In 2018 Can You Afford to Live in Miami? (It Depends on Where You Want to Live!)
Income Needed to Rent in Miami is Over the Annual Household Median
Cost of living has been on the rise since, well, the beginning of time. Unfortunately, it seems like income just never catches up. Median household income for Miami-Dade County according to the most recent Census ACS is just $45,935. Broward County is a bit higher, at $54,212 for the typical family. This means that 50% of the population make more than this, but also that 50% make less. If you’ve been wondering where you can afford to live, RentHop’s data science team has done the math for you.
Some of our key findings this year include:
- Of the zip codes we had data for, 35% had median 2-bedroom rents exceeding half of the median household income.
- The median rent for a two-bedroom in Miami is $1,750 per month, and will require $70,000 to secure. That’s over 150% of the Miami-Dade County median household income.
- Opa-Locka remained one of the cheapest neighborhoods (independent of household income), year over year, albeit with a noticeable increase in the 2-bedroom median rent (+$200 year compared to last year).
- The zip code 33156 (Kendall) tops the affordability list, requiring only 23% of the annual household income. This is largely influenced, however, by the high median household income ($100,531) relative to the median 2-bedroom rental price ($1,925).
- Rental prices are quickly outpacing income growth. With new developments potentially on the horizon (e.g. Eastside Ridge), one can imagine that the trend of unaffordable housing will continue.
- It should come as no surprise that the most expensive neighborhoods to rent an apartment were near the coast in the Village of Key Biscayne (zip code: 33149), Miami Beach (zip code: 33139), and Midtown Miami (zip code: 33137). In the Village of Key Biscayne, median rent for 2-bedrooms hover around $4,238 per month, requiring $169,500 per year in household income.
The 40x Rule
To calculate what is and isn’t affordable, we used the 40x rule. This is the rule of thumb for most landlords in pretty much every major city. This guideline says that the household income must be at least 40 times the monthly rent. For example: if rent is $3,000 for a 2 bedroom, then you and your roommate must make at least $120,000 combined. This assumes your credit is solid and there are no other red flags.
There are exceptions to this rule: If you have vast savings or a guarantor whom makes 80 times the rent, a landlord is likely to let you slide without meeting the income requirements. It’s also not unheard of for a landlord to request last month’s rent in addition to the first month and security deposit for those with below average credit / income. Our “how much can I afford” guide can give you a little more info on these rules and some ways to overcome them.

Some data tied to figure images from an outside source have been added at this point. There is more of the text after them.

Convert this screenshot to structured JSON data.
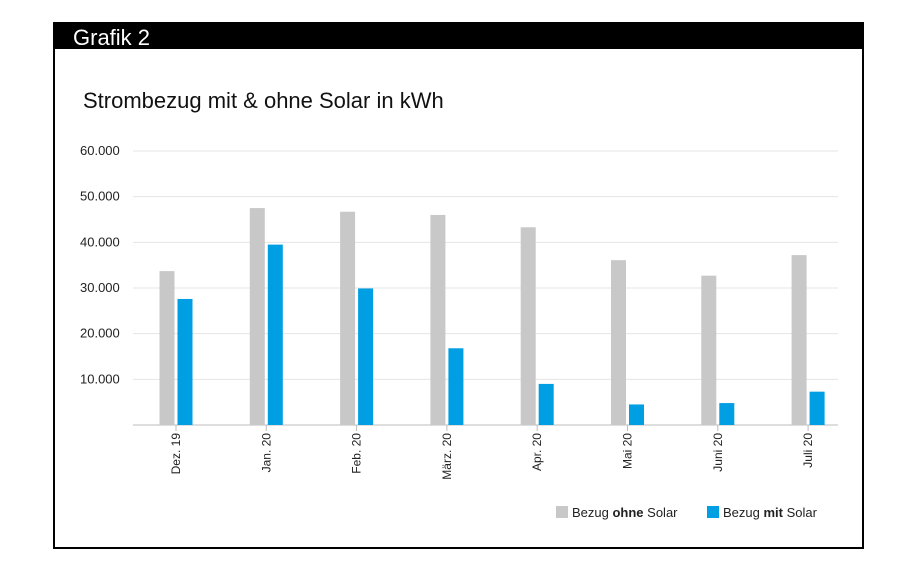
{
  "header": {
    "label": "Grafik 2"
  },
  "chart_data": {
    "type": "bar",
    "title": "Strombezug mit & ohne Solar in kWh",
    "xlabel": "",
    "ylabel": "",
    "categories": [
      "Dez. 19",
      "Jan. 20",
      "Feb. 20",
      "März. 20",
      "Apr. 20",
      "Mai 20",
      "Juni 20",
      "Juli 20"
    ],
    "ylim": [
      0,
      60000
    ],
    "yticks": [
      10000,
      20000,
      30000,
      40000,
      50000,
      60000
    ],
    "ytick_labels": [
      "10.000",
      "20.000",
      "30.000",
      "40.000",
      "50.000",
      "60.000"
    ],
    "grid": true,
    "legend_position": "bottom-right",
    "series": [
      {
        "key": "ohne",
        "legend_prefix": "Bezug ",
        "legend_bold": "ohne",
        "legend_suffix": " Solar",
        "color": "#c8c8c8",
        "values": [
          33700,
          47500,
          46700,
          46000,
          43300,
          36100,
          32700,
          37200
        ]
      },
      {
        "key": "mit",
        "legend_prefix": "Bezug ",
        "legend_bold": "mit",
        "legend_suffix": " Solar",
        "color": "#009fe3",
        "values": [
          27600,
          39500,
          29900,
          16800,
          9000,
          4500,
          4800,
          7300
        ]
      }
    ]
  }
}
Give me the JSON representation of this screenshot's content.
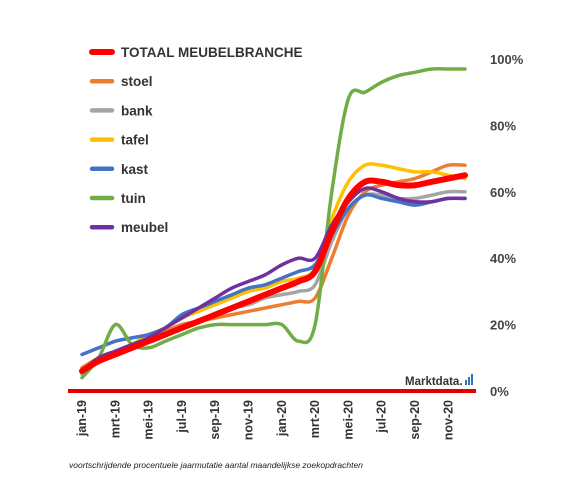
{
  "chart_data": {
    "type": "line",
    "title": "",
    "xlabel": "",
    "ylabel": "",
    "x_tick_labels": [
      "jan-19",
      "mrt-19",
      "mei-19",
      "jul-19",
      "sep-19",
      "nov-19",
      "jan-20",
      "mrt-20",
      "mei-20",
      "jul-20",
      "sep-20",
      "nov-20"
    ],
    "months": [
      "jan-19",
      "feb-19",
      "mrt-19",
      "apr-19",
      "mei-19",
      "jun-19",
      "jul-19",
      "aug-19",
      "sep-19",
      "okt-19",
      "nov-19",
      "dec-19",
      "jan-20",
      "feb-20",
      "mrt-20",
      "apr-20",
      "mei-20",
      "jun-20",
      "jul-20",
      "aug-20",
      "sep-20",
      "okt-20",
      "nov-20",
      "dec-20"
    ],
    "y_tick_labels": [
      "0%",
      "20%",
      "40%",
      "60%",
      "80%",
      "100%"
    ],
    "ylim": [
      0,
      100
    ],
    "y_axis_position": "right",
    "grid": false,
    "legend_position": "top-left",
    "series": [
      {
        "name": "stoel",
        "color": "#ED7D31",
        "values": [
          7,
          10,
          12,
          14,
          16,
          18,
          20,
          21,
          22,
          23,
          24,
          25,
          26,
          27,
          28,
          40,
          53,
          60,
          62,
          63,
          64,
          66,
          68,
          68
        ]
      },
      {
        "name": "bank",
        "color": "#A5A5A5",
        "values": [
          5,
          9,
          11,
          13,
          15,
          17,
          19,
          21,
          23,
          25,
          26,
          28,
          29,
          30,
          32,
          45,
          55,
          59,
          59,
          58,
          58,
          59,
          60,
          60
        ]
      },
      {
        "name": "tafel",
        "color": "#FFC000",
        "values": [
          6,
          10,
          12,
          14,
          17,
          19,
          22,
          24,
          26,
          28,
          30,
          31,
          33,
          34,
          37,
          52,
          63,
          68,
          68,
          67,
          66,
          66,
          65,
          64
        ]
      },
      {
        "name": "kast",
        "color": "#4472C4",
        "values": [
          11,
          13,
          15,
          16,
          17,
          19,
          23,
          25,
          27,
          29,
          31,
          32,
          34,
          36,
          38,
          47,
          55,
          59,
          58,
          57,
          56,
          57,
          58,
          58
        ]
      },
      {
        "name": "tuin",
        "color": "#70AD47",
        "values": [
          4,
          10,
          20,
          14,
          13,
          15,
          17,
          19,
          20,
          20,
          20,
          20,
          20,
          15,
          20,
          60,
          88,
          90,
          93,
          95,
          96,
          97,
          97,
          97
        ]
      },
      {
        "name": "meubel",
        "color": "#7030A0",
        "values": [
          6,
          10,
          12,
          14,
          16,
          19,
          22,
          25,
          28,
          31,
          33,
          35,
          38,
          40,
          40,
          50,
          57,
          61,
          60,
          58,
          57,
          57,
          58,
          58
        ]
      },
      {
        "name": "TOTAAL MEUBELBRANCHE",
        "color": "#FF0000",
        "values": [
          6,
          9,
          11,
          13,
          15,
          17,
          19,
          21,
          23,
          25,
          27,
          29,
          31,
          33,
          36,
          48,
          58,
          63,
          63,
          62,
          62,
          63,
          64,
          65
        ]
      }
    ]
  },
  "brand": "Marktdata.",
  "footnote": "voortschrijdende procentuele jaarmutatie aantal maandelijkse zoekopdrachten"
}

So how much DO you need to live in a Miami neighborhood?
The Map Below Shows Income Required for a 2-Bedroom Apartment in Miami
The map above shows the cost of a two-bedroom apartment in neighborhoods across zip codes that we had data for. We used data for the trailing 6 months as of June 1, 2018 to calculate the median asking rent and multiplied that by 40 to calculate the customary income requirement to rent an apartment. Median household income by zip code is according to the Census American Community Survey 2016, table S1903.
The map might lead you to believe that no one can afford to live in Miami, but we are mapping only the asking rents. Most of the population already has somewhere to live; many own their homes and many others have rented their homes for so long that they’re locked in to a much lower rent.

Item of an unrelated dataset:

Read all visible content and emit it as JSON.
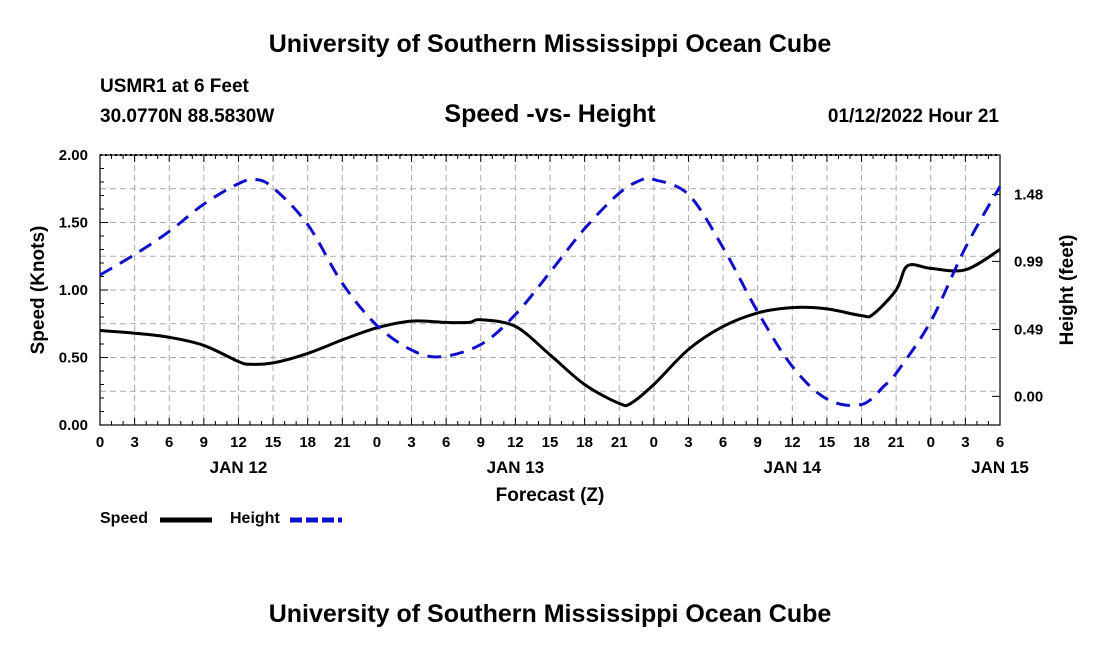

What Are the Least Affordable Places to Live in Miami?
It should come as no surprise that the most expensive neighborhoods to rent an apartment were near the coast in the Village of Key Biscayne (zip code: 33149), Miami Beach (zip code: 33139), and Midtown Miami (zip code: 33137). In the Village of Key Biscayne, median rent for 2-bedrooms hover around $4,238 per month, requiring $169,500 per year in household income.
From an income unaffordability standpoint, however, neighborhoods such as Brickell ($2,650), East Little Havana ($1,650), and Park West ($1,743) top the charts. With median incomes of $25,166 for Brickell (zip code: 33130), $20,180 for East Little Havana (zip code: 33128), and $21,356 for Park West (zip code: 33136), median 2-bedroom rents are astronomically high, requiring over 95% of annual household income for each of the aforementioned neighborhoods.
The Table Below Displays all Two-Bedroom Median Asking Rents
It also shows the income required to live there for all neighborhoods that we had sufficient data. You can sort by “Zip Code”, “Income Required to Rent (40x rule),” “Median 2BR Price,” or “% of Income Required for Median 2BR Rent,” or type in a neighborhood name or zip code to search for yours.
Is There Anywhere in Miami That’s Actually Affordable?
If you click “% Income Required for Median 2BR Rent” to re-sort the table above it’ll show that stat in ascending order. This shows us Kendall and Lago Mar, and Pembroke Falls at the top of the list of affordable neighborhoods relative to median household income.
Opa-Locka, Brownsville, and North Miami Beach ranked as the most affordable neighborhoods, with two-bedrooms available for $1,350 per month. This is still more than the typical family can afford, pointing to the larger issue of housing unaffordability that is common is cities across the country.